We get introduced to the villain and his missiles in the first mission, but then it takes the rest of the movie for this threat to really crystallise. We never see the missiles used on anything, just a passing news report, and the missions in between never feel that connected to the central threat.

And then there are the stateside scenes...


I mean, what is going on here? It feels like an attempt to make these guys feel like friends ala Top Gun, but they either end up coming off as clowns (like the above clip) or straight-up high school bullies. Charlie Sheen is meant to be the wild man of this movie, but his schtick boils down to racial slurs and sleazy sexual come-ons. In this respect the movie feels a little more believable to how Americans regard the rest of the world, but in terms of creating sympathetic action heroes, the movie fails hard.


Joanne Whalley-Kilmer plays a journalist with contacts in the Middle East who Curran romances in an effort to figure out where the missiles are.

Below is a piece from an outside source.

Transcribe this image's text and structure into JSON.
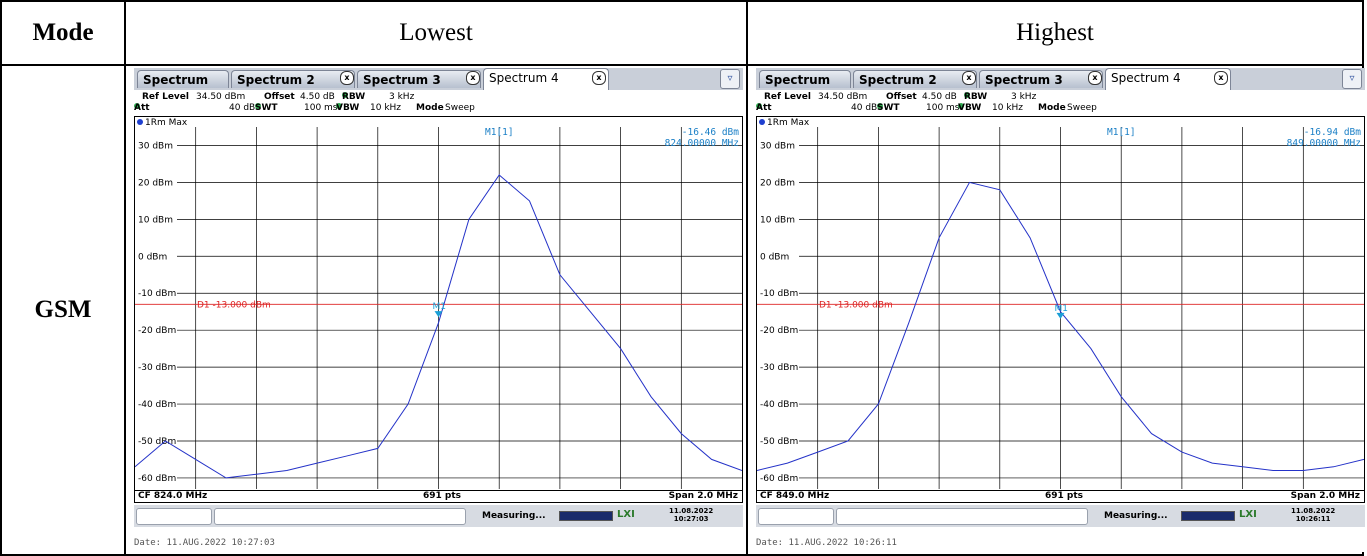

This subplot is the point where I start to wonder whether the filmmakers were sending up the Seals as trigger-happy psychopaths. Curran takes his 'date' on a tour of a Seals training course. He stages a surprise ambush on her with his buddies and the terrified woman runs away - somehow this scene brings the couple closer. Ugh.

You can say most 80s action movies don't treat female characters well. Navy SEALS really goes out of its way to make its major female character feel like an intellectual obstruction to its heroes' violent pragmatism.


The movie was made at a point where awareness of minorities was growing more mainstream, yet the film's sense of humour is the same as your drunk uncle at Christmas. This movie thinks women are dumb and all the brown people are either psychopaths or extras from a Mad Max movie. To be honest, that is not too far from Commando or Cobra, but the people behind those movies seem to recognise their primary mission is to work as dumb action movies. Navy SEALS has pretensions to be something better than it is, which makes its politics harder to take.

I can see why Navy SEALS has a cult following, I was kind of bored through the whole thing. Boiling it down, it is just not good enough on a pure action level, which prevents it from qualifying as a guilty pleasure.